The moral questions such practices raise are inescapable.  Are the lives of babies who are born into lower financial means more disposable than the lives of babies who are born into more affluent families?  Should the future of a life be subject to a financial litmus test – if a life can be afforded, it should be nurtured, and if it cannot, it should be ended?  Should expectant mothers, who often have nagging doubts and deep moral misgivings about whether or not they should have an abortion, be pressured into a procedure to add to a company’s bottom line?

Peter Singer, the Ira W. DeCamp Professor of Bioethics chair at Princeton, has been widely decried, and rightly so, for his crassly utilitarian view of human life.  He has claimed, for instance, “that a human’s life is not necessarily more sacred than a dog’s, and that it might be more compassionate to carry out medical experiments on hopelessly disabled, unconscious orphans than on perfectly healthy rats.”  For Singer, the worth of a life can be coolly calculated by a set of criteria.  If a life meets the criteria, it should be nurtured and protected.  If it does not, it can be ended, even if it is a human life.  It is difficult to see how Planned Parenthood’s financial criteria to determine a human life’s value differs all that much from Professor Singer’s method.

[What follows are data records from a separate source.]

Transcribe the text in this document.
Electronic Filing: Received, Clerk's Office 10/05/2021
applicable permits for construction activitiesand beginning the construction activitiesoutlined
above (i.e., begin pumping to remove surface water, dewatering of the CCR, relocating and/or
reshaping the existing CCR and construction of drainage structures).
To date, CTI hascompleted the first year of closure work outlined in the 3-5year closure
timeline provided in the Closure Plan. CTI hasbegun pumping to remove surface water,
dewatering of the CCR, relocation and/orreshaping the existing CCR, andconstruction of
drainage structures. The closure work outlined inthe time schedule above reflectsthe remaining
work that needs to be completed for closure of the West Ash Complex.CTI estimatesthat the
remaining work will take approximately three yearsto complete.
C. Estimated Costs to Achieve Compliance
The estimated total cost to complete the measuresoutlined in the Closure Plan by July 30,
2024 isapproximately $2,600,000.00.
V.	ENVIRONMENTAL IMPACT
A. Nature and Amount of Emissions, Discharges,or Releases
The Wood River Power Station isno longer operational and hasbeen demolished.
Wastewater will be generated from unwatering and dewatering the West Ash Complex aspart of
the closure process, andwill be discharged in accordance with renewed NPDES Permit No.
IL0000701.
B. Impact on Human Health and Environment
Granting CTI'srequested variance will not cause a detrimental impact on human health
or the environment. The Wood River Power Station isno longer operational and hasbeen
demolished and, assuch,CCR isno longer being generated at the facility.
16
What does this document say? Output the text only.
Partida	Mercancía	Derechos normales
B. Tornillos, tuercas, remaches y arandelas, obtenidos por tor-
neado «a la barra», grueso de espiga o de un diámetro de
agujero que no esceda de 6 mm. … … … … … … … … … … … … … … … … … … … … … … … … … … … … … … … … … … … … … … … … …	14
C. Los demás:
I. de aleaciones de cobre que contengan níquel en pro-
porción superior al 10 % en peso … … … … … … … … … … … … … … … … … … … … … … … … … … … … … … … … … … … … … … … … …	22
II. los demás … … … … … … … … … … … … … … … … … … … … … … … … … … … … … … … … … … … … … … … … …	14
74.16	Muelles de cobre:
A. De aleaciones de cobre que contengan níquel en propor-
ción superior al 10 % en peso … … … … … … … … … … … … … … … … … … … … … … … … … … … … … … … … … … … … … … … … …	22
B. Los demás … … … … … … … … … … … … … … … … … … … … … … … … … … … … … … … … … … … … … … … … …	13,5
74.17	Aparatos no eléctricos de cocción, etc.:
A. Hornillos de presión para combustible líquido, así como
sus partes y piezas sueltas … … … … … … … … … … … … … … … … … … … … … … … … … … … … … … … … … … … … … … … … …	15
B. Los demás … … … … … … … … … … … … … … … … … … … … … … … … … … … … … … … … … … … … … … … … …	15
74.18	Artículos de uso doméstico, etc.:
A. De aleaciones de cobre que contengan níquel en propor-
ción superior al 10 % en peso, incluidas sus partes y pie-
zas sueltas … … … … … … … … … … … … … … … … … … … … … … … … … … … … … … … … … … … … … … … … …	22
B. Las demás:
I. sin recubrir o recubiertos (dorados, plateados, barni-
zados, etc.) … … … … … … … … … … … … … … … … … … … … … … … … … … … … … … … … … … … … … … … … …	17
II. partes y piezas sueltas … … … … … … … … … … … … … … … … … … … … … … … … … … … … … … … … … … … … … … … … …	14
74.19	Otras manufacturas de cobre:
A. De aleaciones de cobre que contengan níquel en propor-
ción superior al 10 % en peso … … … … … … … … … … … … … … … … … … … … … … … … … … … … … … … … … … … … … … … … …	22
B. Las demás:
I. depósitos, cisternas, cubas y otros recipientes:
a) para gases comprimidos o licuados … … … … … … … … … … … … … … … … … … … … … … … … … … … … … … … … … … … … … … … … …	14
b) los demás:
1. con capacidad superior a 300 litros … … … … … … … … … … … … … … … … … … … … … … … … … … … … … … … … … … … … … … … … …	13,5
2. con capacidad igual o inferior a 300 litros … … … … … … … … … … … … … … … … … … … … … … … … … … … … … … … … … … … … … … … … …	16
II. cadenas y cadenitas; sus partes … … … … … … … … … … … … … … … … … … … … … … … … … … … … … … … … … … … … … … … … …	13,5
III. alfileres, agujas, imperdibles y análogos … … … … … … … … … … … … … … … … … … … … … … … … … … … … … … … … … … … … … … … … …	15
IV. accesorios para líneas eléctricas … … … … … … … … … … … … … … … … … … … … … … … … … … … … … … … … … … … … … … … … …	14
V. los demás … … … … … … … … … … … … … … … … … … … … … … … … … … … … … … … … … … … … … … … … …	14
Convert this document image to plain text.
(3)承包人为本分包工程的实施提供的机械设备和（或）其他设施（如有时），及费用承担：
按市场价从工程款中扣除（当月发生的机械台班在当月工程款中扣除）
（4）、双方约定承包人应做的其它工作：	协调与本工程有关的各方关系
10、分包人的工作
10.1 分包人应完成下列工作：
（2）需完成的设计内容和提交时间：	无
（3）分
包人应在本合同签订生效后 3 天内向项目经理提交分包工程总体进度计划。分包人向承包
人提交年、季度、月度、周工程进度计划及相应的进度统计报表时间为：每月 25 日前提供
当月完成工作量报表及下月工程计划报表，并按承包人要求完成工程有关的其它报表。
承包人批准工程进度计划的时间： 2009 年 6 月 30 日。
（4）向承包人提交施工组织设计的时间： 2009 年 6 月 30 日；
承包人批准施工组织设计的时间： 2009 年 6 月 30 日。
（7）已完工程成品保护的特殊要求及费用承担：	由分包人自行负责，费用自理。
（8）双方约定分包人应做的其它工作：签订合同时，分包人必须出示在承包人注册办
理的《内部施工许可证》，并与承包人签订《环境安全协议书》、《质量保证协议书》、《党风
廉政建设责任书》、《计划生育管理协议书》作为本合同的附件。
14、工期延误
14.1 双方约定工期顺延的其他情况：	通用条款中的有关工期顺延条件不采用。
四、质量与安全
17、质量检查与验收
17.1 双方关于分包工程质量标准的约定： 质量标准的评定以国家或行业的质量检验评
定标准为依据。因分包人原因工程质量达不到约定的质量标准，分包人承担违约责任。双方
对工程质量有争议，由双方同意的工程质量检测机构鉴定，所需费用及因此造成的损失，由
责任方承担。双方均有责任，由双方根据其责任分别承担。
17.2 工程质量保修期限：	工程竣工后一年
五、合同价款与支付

It must be said that a Christian cannot endorse or endure such a view of human life.  Human life is not valuable because it meets certain criteria. It is valuable, according to Scripture, because of its origin and its unique reflection of its Creator.  Neil Gorsuch, President Trump’s nominee for Supreme Court Justice, echoes this sentiment using a Constitutional lens when he writes:

The Fourteenth Amendment to the U.S. Constitution guarantees equal protection of the laws to all persons; this guarantee is replicated in Article 14 of the European Convention and in the constitutions and declarations of rights of many other countries. This profound social and political commitment to human equality is grounded on, and an expression of, the belief that all persons innately have dignity and are worthy of respect without regard to their perceived value based on some instrumental scale of usefulness or merit. We treat people as worthy of equal respect because of their status as human beings and without regard to their looks, gender, race, creed, or any other incidental trait – because, in the words of the Declaration of Independence, we hold it as ‘self-evident’ that ‘all men (and women) are created equal’ and enjoy ‘certain unalienable Rights,’ and ‘that among these are Life.’

What is “self-evident” to the framers of the Declaration of Independence is apparently not so self-evident to Planned Parenthood.  May we never allow the inherent value of human life to be anything less than self-evident to us.